Investigação Clínica versus Julgamento Moral

A atuação clínica ética diante de casais ou indivíduos não monogâmicos exige substituir a pergunta moral (“Isso é certo ou errado?”) por questionamentos rigorosamente clínicos:

  • Os acordos foram estabelecidos sob consentimento livre e esclarecido, ou há coerção por medo do abandono?
  • Como o casal maneja o ciúmes e a insegurança?

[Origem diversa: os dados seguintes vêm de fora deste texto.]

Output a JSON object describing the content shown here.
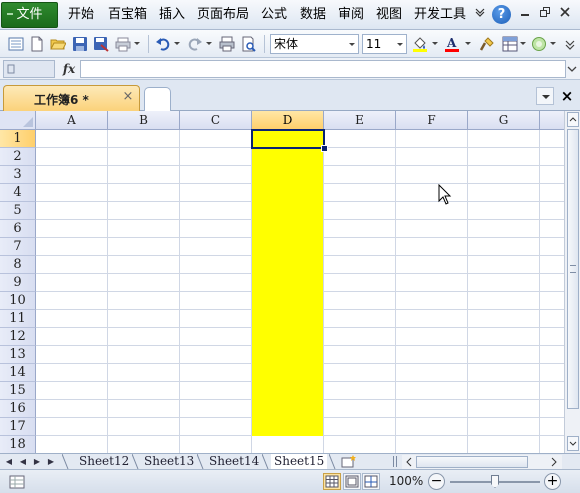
{
  "menubar": {
    "file": "文件",
    "items": [
      "开始",
      "百宝箱",
      "插入",
      "页面布局",
      "公式",
      "数据",
      "审阅",
      "视图",
      "开发工具"
    ],
    "help": "?"
  },
  "toolbar": {
    "font_name": "宋体",
    "font_size": "11",
    "accent_fill": "#ffff00",
    "accent_font": "#ff0000"
  },
  "formula_bar": {
    "fx": "fx",
    "name_box": "",
    "content": ""
  },
  "document_tab": {
    "label": "工作簿6 *",
    "close": "×"
  },
  "grid": {
    "columns": [
      "A",
      "B",
      "C",
      "D",
      "E",
      "F",
      "G"
    ],
    "rows": [
      "1",
      "2",
      "3",
      "4",
      "5",
      "6",
      "7",
      "8",
      "9",
      "10",
      "11",
      "12",
      "13",
      "14",
      "15",
      "16",
      "17",
      "18"
    ],
    "active_column": "D",
    "active_row": "1",
    "highlight_color": "#ffff00"
  },
  "sheets": [
    "Sheet12",
    "Sheet13",
    "Sheet14",
    "Sheet15"
  ],
  "active_sheet": "Sheet15",
  "status": {
    "zoom": "100%",
    "zoom_out": "−",
    "zoom_in": "+"
  }
}
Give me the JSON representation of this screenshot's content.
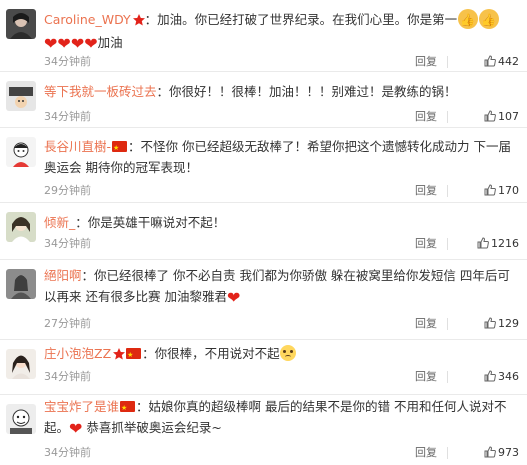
{
  "comments": [
    {
      "username": "Caroline_WDY",
      "text1": "：加油。你已经打破了世界纪录。在我们心里。你是第一",
      "text2": "加油",
      "time": "34分钟前",
      "reply": "回复",
      "likes": "442"
    },
    {
      "username": "等下我就一板砖过去",
      "text1": "：你很好！！很棒！加油！！！别难过！是教练的锅！",
      "time": "34分钟前",
      "reply": "回复",
      "likes": "107"
    },
    {
      "username": "長谷川直樹-",
      "text1": "：不怪你 你已经超级无敌棒了！希望你把这个遗憾转化成动力 下一届奥运会 期待你的冠军表现！",
      "time": "29分钟前",
      "reply": "回复",
      "likes": "170"
    },
    {
      "username": "倾新_",
      "text1": "：你是英雄干嘛说对不起！",
      "time": "34分钟前",
      "reply": "回复",
      "likes": "1216"
    },
    {
      "username": "絕阳啊",
      "text1": "：你已经很棒了 你不必自责 我们都为你骄傲 躲在被窝里给你发短信 四年后可以再来 还有很多比赛 加油黎雅君",
      "time": "27分钟前",
      "reply": "回复",
      "likes": "129"
    },
    {
      "username": "庄小泡泡ZZ",
      "text1": "：你很棒，不用说对不起",
      "time": "34分钟前",
      "reply": "回复",
      "likes": "346"
    },
    {
      "username": "宝宝炸了是谁",
      "text1": "：姑娘你真的超级棒啊 最后的结果不是你的错 不用和任何人说对不起。",
      "text2": "恭喜抓举破奥运会纪录~",
      "time": "34分钟前",
      "reply": "回复",
      "likes": "973"
    }
  ],
  "colors": {
    "username": "#eb7350",
    "meta": "#999999",
    "divider": "#eaeaea",
    "heart": "#e2231a",
    "flag": "#de2910"
  },
  "icons": {
    "like": "thumbs-up-icon",
    "flag": "china-flag-icon",
    "heart": "red-heart-icon",
    "vip": "star-badge-icon",
    "emoji_sad": "crying-face-icon"
  }
}
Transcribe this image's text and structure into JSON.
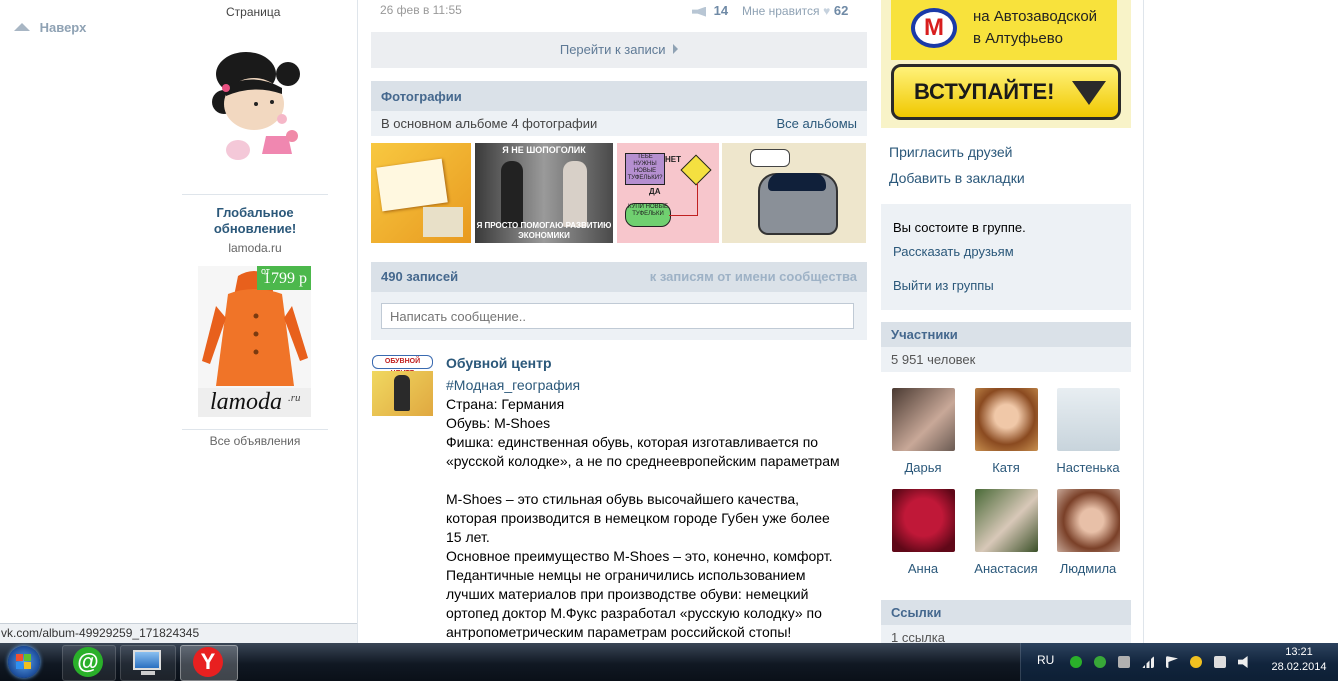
{
  "left": {
    "up_label": "Наверх",
    "page_label": "Страница",
    "ad_title": "Глобальное обновление!",
    "ad_domain": "lamoda.ru",
    "ad_price_prefix": "от",
    "ad_price": "1799 р",
    "ad_logo": "lamoda",
    "ad_logo_suffix": ".ru",
    "all_ads": "Все объявления"
  },
  "status_url": "vk.com/album-49929259_171824345",
  "top_post": {
    "date": "26 фев в 11:55",
    "reposts": "14",
    "like_label": "Мне нравится",
    "likes": "62",
    "go_to_post": "Перейти к записи"
  },
  "photos": {
    "title": "Фотографии",
    "subtitle": "В основном альбоме 4 фотографии",
    "all_albums": "Все альбомы",
    "items": [
      {
        "name": "photo-1",
        "caption": "",
        "bg": "#f0b030"
      },
      {
        "name": "photo-2",
        "caption": "Я НЕ ШОПОГОЛИК / Я ПРОСТО ПОМОГАЮ РАЗВИТИЮ ЭКОНОМИКИ",
        "bg": "#555555"
      },
      {
        "name": "photo-3",
        "caption": "ТЕБЕ НУЖНЫ НОВЫЕ ТУФЕЛЬКИ? / НЕТ / ДА / КУПИ НОВЫЕ ТУФЕЛЬКИ",
        "bg": "#f4c4c8"
      },
      {
        "name": "photo-4",
        "caption": "",
        "bg": "#efe9d4"
      }
    ]
  },
  "wall": {
    "count": "490 записей",
    "community_posts": "к записям от имени сообщества",
    "placeholder": "Написать сообщение.."
  },
  "post": {
    "author": "Обувной центр",
    "hashtag": "#Модная_география",
    "lines": [
      "Страна: Германия",
      "Обувь: M-Shoes",
      "Фишка: единственная обувь, которая изготавливается по",
      "«русской колодке», а не по среднеевропейским параметрам",
      "",
      "M-Shoes – это стильная обувь высочайшего качества,",
      "которая производится в немецком городе Губен уже более",
      "15 лет.",
      "Основное преимущество M-Shoes – это, конечно, комфорт.",
      "Педантичные немцы не ограничились использованием",
      "лучших материалов при производстве обуви: немецкий",
      "ортопед доктор М.Фукс разработал «русскую колодку» по",
      "антропометрическим параметрам российской стопы!"
    ]
  },
  "right": {
    "banner_line1": "на Автозаводской",
    "banner_line2": "в Алтуфьево",
    "banner_metro": "М",
    "banner_button": "ВСТУПАЙТЕ!",
    "invite": "Пригласить друзей",
    "bookmark": "Добавить в закладки",
    "member_status": "Вы состоите в группе.",
    "tell_friends": "Рассказать друзьям",
    "leave": "Выйти из группы",
    "members_title": "Участники",
    "members_count": "5 951 человек",
    "members": [
      {
        "name": "Дарья",
        "color": "#7a6a60"
      },
      {
        "name": "Катя",
        "color": "#b8703c"
      },
      {
        "name": "Настенька",
        "color": "#c8d4dc"
      },
      {
        "name": "Анна",
        "color": "#b01830"
      },
      {
        "name": "Анастасия",
        "color": "#6a7a50"
      },
      {
        "name": "Людмила",
        "color": "#8a5a40"
      }
    ],
    "links_title": "Ссылки",
    "links_count": "1 ссылка"
  },
  "taskbar": {
    "lang": "RU",
    "time": "13:21",
    "date": "28.02.2014"
  },
  "colors": {
    "link": "#2b587a",
    "header_bg": "#dae1e8",
    "header_text": "#45688e",
    "banner_yellow": "#f8e23c"
  }
}
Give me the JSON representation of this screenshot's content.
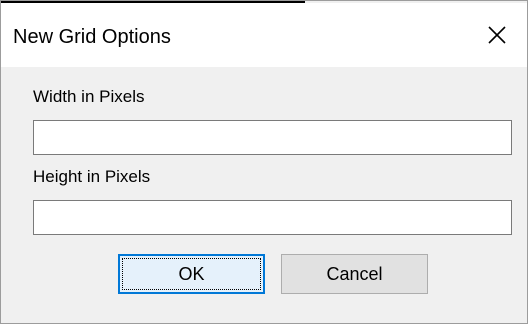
{
  "window": {
    "title": "New Grid Options",
    "close_icon": "close-icon"
  },
  "form": {
    "width_label": "Width in Pixels",
    "width_value": "",
    "height_label": "Height in Pixels",
    "height_value": ""
  },
  "buttons": {
    "ok_label": "OK",
    "cancel_label": "Cancel"
  },
  "colors": {
    "dialog_background": "#f0f0f0",
    "titlebar_background": "#ffffff",
    "default_button_border": "#0078d7",
    "default_button_fill": "#e5f1fb",
    "button_fill": "#e1e1e1"
  }
}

Há espaço para o diálogo e para a revisão dos pactos?
  • A vivência relacional atual está expandindo a autonomia e o bem-estar dos envolvidos ou gerando violência e sofrimento psicológico?

O objetivo do processo terapêutico não deve ser validar ou invalidar escolhas de vida com base na moral do terapeuta, mas oferecer ferramentas para que o paciente compreenda suas dinâmicas, identifique eventuais assimetrias e construa relações coerentes com seus próprios valores.

A Necessidade de Espaços Seguros de Escuta

Pacientes inseridos no universo NMC frequentemente enfrentam estigma social, isolamento e violência velada. Quando encontram no consultório a reiteração do julgamento social, a relação terapêutica se rompe, levando muitos a ocultarem dimensões centrais de suas vidas.

Terapeutas monogâmicos são plenamente capazes de atender pacientes não monogâmicos com excelência, desde que possuam letramento relacional, supervisão adequada e a capacidade de suspender seus julgamentos morais durante a escuta. O critério de competência clínica não é a coincidência do estilo de vida entre terapeuta e paciente, mas a capacidade profissional de acolher a subjetividade do outro sem tentar enquadrá-la em normatividade alguma.

A psicologia clínica cumpre seu papel ético quando deixa de atuar como guardiã da moral vigente e passa a operar como espaço de investigação, promoção da saúde e respeito à pluralidade da existência humana.